Réformer pour décider
Pour le président du MR, la Belgique dispose d’administrations solides pour assurer la gestion quotidienne. Mais elles peinent à conduire les grands changements dont notre pays a besoin.
« On a un pays qui est fait pour gérer le quotidien. Mais aujourd’hui, on a besoin de changement », a souligné Georges-Louis Bouchez. Face aux défis de la sécurité, de l’intelligence artificielle, du climat, de la croissance ou des finances publiques, le temps est venu de donner une direction claire plutôt que de se limiter à des compromis qui ne transforment rien.
Le Président l’a résumé sans détour : « Vous avez fait un exercice comptable dans le meilleur des cas, mais il n’y a pas de souffle, il n’y a pas d’idée, il n’y a pas d’envie. »
Un gouvernement resserré
Georges-Louis Bouchez défend une réforme profonde de l’organisation institutionnelle : des communes plus grandes et donc plus fortes, la suppression des provinces, moins de niveaux de pouvoir et un gouvernement fédéral resserré avec 15 ministres, une élection direct du Premier ministre etc.
« On doit avoir des communes d’au moins 15.000 habitants, la suppression des provinces et un gouvernement central : 15 ministres, un Premier ministre au suffrage universel. »
L’objectif n’est pas seulement de réaliser des économies sur le coût de la vie politique. C’est surtout de gagner en efficacité, de clarifier les responsabilités et d’éviter que chacun se renvoie la balle entre le fédéral, les Régions, les Communautés, les communes ou les provinces.
Priorités : sécurité et prospérité
Le président du MR a également rappelé que l’État doit retrouver le sens des priorités. Deux urgences s’imposent aujourd’hui : la sécurité et la prospérité.
« Il y a un problème d’insécurité dans pas mal de grandes villes, et en particulier à Bruxelles. Et deux, on a un problème de croissance, d’investissement et de pouvoir d’achat. »

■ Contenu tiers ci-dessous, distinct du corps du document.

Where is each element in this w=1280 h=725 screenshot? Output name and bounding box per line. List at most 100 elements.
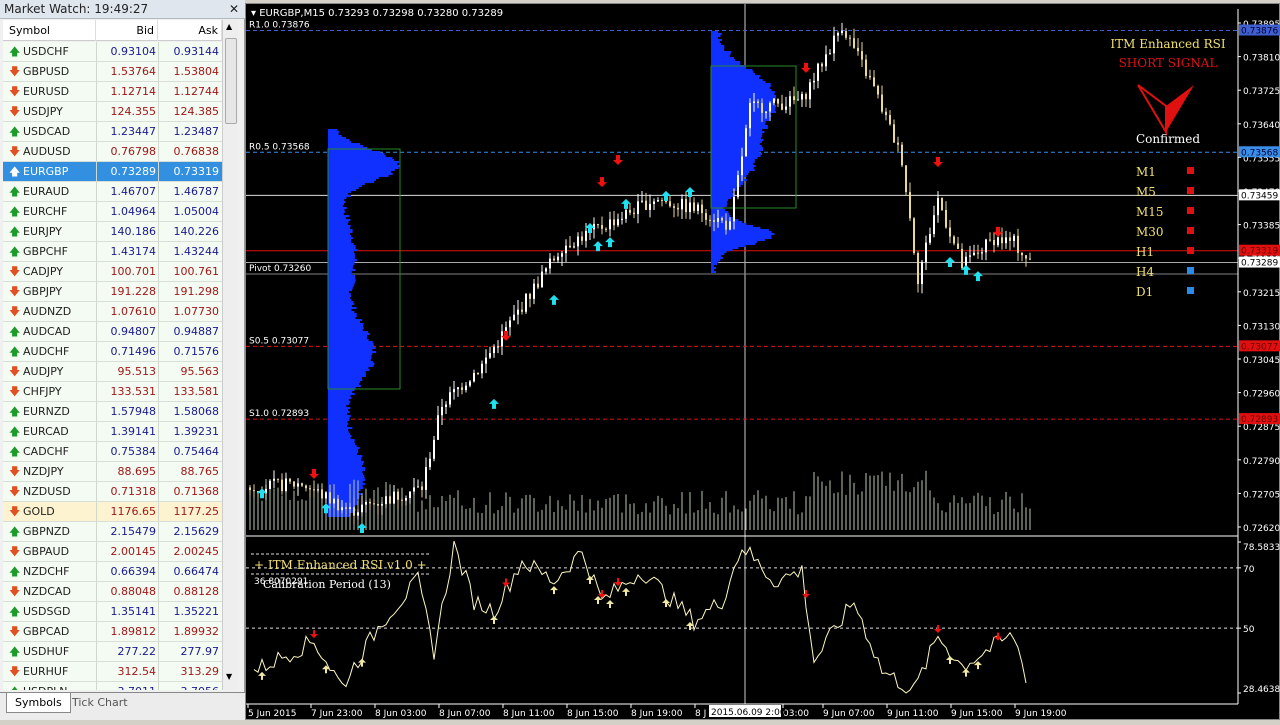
tab-symbols[interactable]: Symbols bbox=[6, 693, 71, 713]
volume-profile-bar bbox=[328, 233, 350, 235]
symbol-row[interactable]: 🡇 NZDCAD 0.88048 0.88128 bbox=[3, 582, 222, 602]
volume-profile-bar bbox=[328, 153, 385, 155]
rsi-tick-label: 78.58332 bbox=[1243, 543, 1280, 553]
candle-body bbox=[437, 415, 439, 440]
tab-tick-chart[interactable]: Tick Chart bbox=[64, 693, 136, 713]
column-symbol[interactable]: Symbol bbox=[3, 20, 96, 41]
candle-body bbox=[577, 236, 579, 247]
symbol-row[interactable]: 🡅 GBPNZD 2.15479 2.15629 bbox=[3, 522, 222, 542]
candle-body bbox=[325, 492, 327, 499]
volume-profile-bar bbox=[328, 449, 359, 451]
volume-profile-bar bbox=[711, 197, 732, 199]
symbol-row[interactable]: 🡅 AUDCHF 0.71496 0.71576 bbox=[3, 342, 222, 362]
chart-window[interactable]: R1.0 0.73876 R0.5 0.73568 Pivot 0.73260 S0.… bbox=[245, 3, 1280, 720]
candle-body bbox=[429, 458, 431, 468]
candle-body bbox=[341, 507, 343, 511]
volume-profile-bar bbox=[711, 255, 722, 257]
candle-body bbox=[285, 478, 287, 492]
price-chart[interactable]: R1.0 0.73876 R0.5 0.73568 Pivot 0.73260 S0.… bbox=[246, 4, 1280, 721]
symbol-row[interactable]: 🡇 AUDUSD 0.76798 0.76838 bbox=[3, 142, 222, 162]
symbol-row[interactable]: 🡇 NZDUSD 0.71318 0.71368 bbox=[3, 482, 222, 502]
volume-profile-bar bbox=[711, 171, 750, 173]
arrow-down-icon: 🡇 bbox=[9, 265, 21, 278]
symbol-row[interactable]: 🡇 USDJPY 124.355 124.385 bbox=[3, 102, 222, 122]
bid-price: 1.04964 bbox=[96, 202, 158, 221]
volume-profile-bar bbox=[711, 231, 772, 233]
symbol-row[interactable]: 🡅 EURAUD 1.46707 1.46787 bbox=[3, 182, 222, 202]
volume-profile-bar bbox=[328, 235, 352, 237]
symbol-row[interactable]: 🡅 EURJPY 140.186 140.226 bbox=[3, 222, 222, 242]
rsi-sell-arrow-icon bbox=[802, 590, 810, 599]
symbol-row[interactable]: 🡇 CADJPY 100.701 100.761 bbox=[3, 262, 222, 282]
candle-body bbox=[633, 212, 635, 215]
candle-body bbox=[713, 220, 715, 222]
rsi-parameter: Calibration Period (13) bbox=[263, 578, 391, 591]
symbol-row[interactable]: 🡇 CHFJPY 133.531 133.581 bbox=[3, 382, 222, 402]
volume-profile-bar bbox=[711, 107, 776, 109]
timeframe-label: H1 bbox=[1136, 245, 1154, 259]
column-bid[interactable]: Bid bbox=[96, 20, 158, 41]
symbol-row[interactable]: 🡅 CADCHF 0.75384 0.75464 bbox=[3, 442, 222, 462]
candle-body bbox=[697, 204, 699, 211]
volume-profile-bar bbox=[328, 439, 355, 441]
symbol-row[interactable]: 🡅 AUDCAD 0.94807 0.94887 bbox=[3, 322, 222, 342]
scrollbar[interactable]: ▲ ▼ bbox=[222, 20, 238, 690]
volume-profile-bar bbox=[711, 45, 725, 47]
symbol-row[interactable]: 🡅 EURCAD 1.39141 1.39231 bbox=[3, 422, 222, 442]
symbol-row[interactable]: 🡅 NZDCHF 0.66394 0.66474 bbox=[3, 562, 222, 582]
symbol-row[interactable]: 🡇 EURHUF 312.54 313.29 bbox=[3, 662, 222, 682]
time-tick-label: 03:00 bbox=[783, 709, 809, 719]
candle-body bbox=[989, 239, 991, 241]
volume-profile-bar bbox=[328, 409, 349, 411]
symbol-name: AUDJPY bbox=[23, 365, 64, 378]
symbol-row[interactable]: 🡅 USDCAD 1.23447 1.23487 bbox=[3, 122, 222, 142]
volume-profile-bar bbox=[328, 325, 364, 327]
symbol-row[interactable]: 🡇 AUDNZD 1.07610 1.07730 bbox=[3, 302, 222, 322]
volume-profile-bar bbox=[711, 235, 772, 237]
symbol-row[interactable]: 🡇 EURUSD 1.12714 1.12744 bbox=[3, 82, 222, 102]
symbol-row[interactable]: 🡅 USDCHF 0.93104 0.93144 bbox=[3, 42, 222, 62]
column-ask[interactable]: Ask bbox=[158, 20, 222, 41]
candle-body bbox=[881, 94, 883, 112]
scrollbar-thumb[interactable] bbox=[225, 38, 237, 124]
symbol-row[interactable]: 🡇 GBPAUD 2.00145 2.00245 bbox=[3, 542, 222, 562]
close-icon[interactable]: ✕ bbox=[229, 0, 239, 18]
volume-profile-bar bbox=[711, 223, 747, 225]
price-tick-label: 0.73385 bbox=[1243, 222, 1280, 232]
candle-body bbox=[1001, 237, 1003, 244]
symbol-row[interactable]: 🡇 GBPJPY 191.228 191.298 bbox=[3, 282, 222, 302]
volume-profile-bar bbox=[328, 335, 368, 337]
symbol-row[interactable]: 🡅 USDSGD 1.35141 1.35221 bbox=[3, 602, 222, 622]
volume-profile-bar bbox=[328, 255, 356, 257]
scroll-down-icon[interactable]: ▼ bbox=[226, 672, 232, 681]
panel-status: Confirmed bbox=[1136, 132, 1200, 146]
ask-price: 277.97 bbox=[158, 642, 222, 661]
candle-body bbox=[537, 283, 539, 288]
volume-profile-bar bbox=[711, 201, 727, 203]
symbol-row[interactable]: 🡇 NZDJPY 88.695 88.765 bbox=[3, 462, 222, 482]
volume-profile-bar bbox=[328, 285, 354, 287]
candle-body bbox=[601, 225, 603, 229]
volume-profile-bar bbox=[711, 199, 729, 201]
scroll-up-icon[interactable]: ▲ bbox=[226, 22, 232, 31]
volume-profile-bar bbox=[328, 395, 351, 397]
symbol-row[interactable]: 🡅 USDPLN 3.7011 3.7056 bbox=[3, 682, 222, 690]
symbol-row[interactable]: 🡅 EURCHF 1.04964 1.05004 bbox=[3, 202, 222, 222]
volume-profile-bar bbox=[711, 167, 754, 169]
candle-body bbox=[377, 504, 379, 506]
candle-body bbox=[269, 480, 271, 489]
bid-price: 1.53764 bbox=[96, 62, 158, 81]
symbol-row[interactable]: 🡇 GBPUSD 1.53764 1.53804 bbox=[3, 62, 222, 82]
symbol-row[interactable]: 🡇 GOLD 1176.65 1177.25 bbox=[3, 502, 222, 522]
symbol-name: EURGBP bbox=[23, 165, 69, 178]
volume-profile-bar bbox=[711, 265, 714, 267]
timeframe-status-icon bbox=[1187, 187, 1194, 194]
symbol-row[interactable]: 🡅 EURNZD 1.57948 1.58068 bbox=[3, 402, 222, 422]
symbol-row[interactable]: 🡅 EURGBP 0.73289 0.73319 bbox=[3, 162, 222, 182]
symbol-row[interactable]: 🡅 GBPCHF 1.43174 1.43244 bbox=[3, 242, 222, 262]
candle-body bbox=[485, 357, 487, 364]
symbol-row[interactable]: 🡇 GBPCAD 1.89812 1.89932 bbox=[3, 622, 222, 642]
candle-body bbox=[353, 507, 355, 516]
symbol-row[interactable]: 🡇 AUDJPY 95.513 95.563 bbox=[3, 362, 222, 382]
symbol-row[interactable]: 🡅 USDHUF 277.22 277.97 bbox=[3, 642, 222, 662]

Notre Président refuse une Belgique qui se contente de répartir la pénurie ou d’augmenter les taxes. Il défend une politique qui restaure l’ordre, soutient l’investissement, diminue les charges et crée les conditions d’une croissance durable.
« Si vous voulez relancer la croissance, on a besoin qu’il y ait plus d’investissements », a insisté Georges-Louis Bouchez. C’est cette vision — un État plus fort dans ses missions essentielles, mais plus simple, plus responsable et plus efficace — que le MR porte pour l’avenir du pays.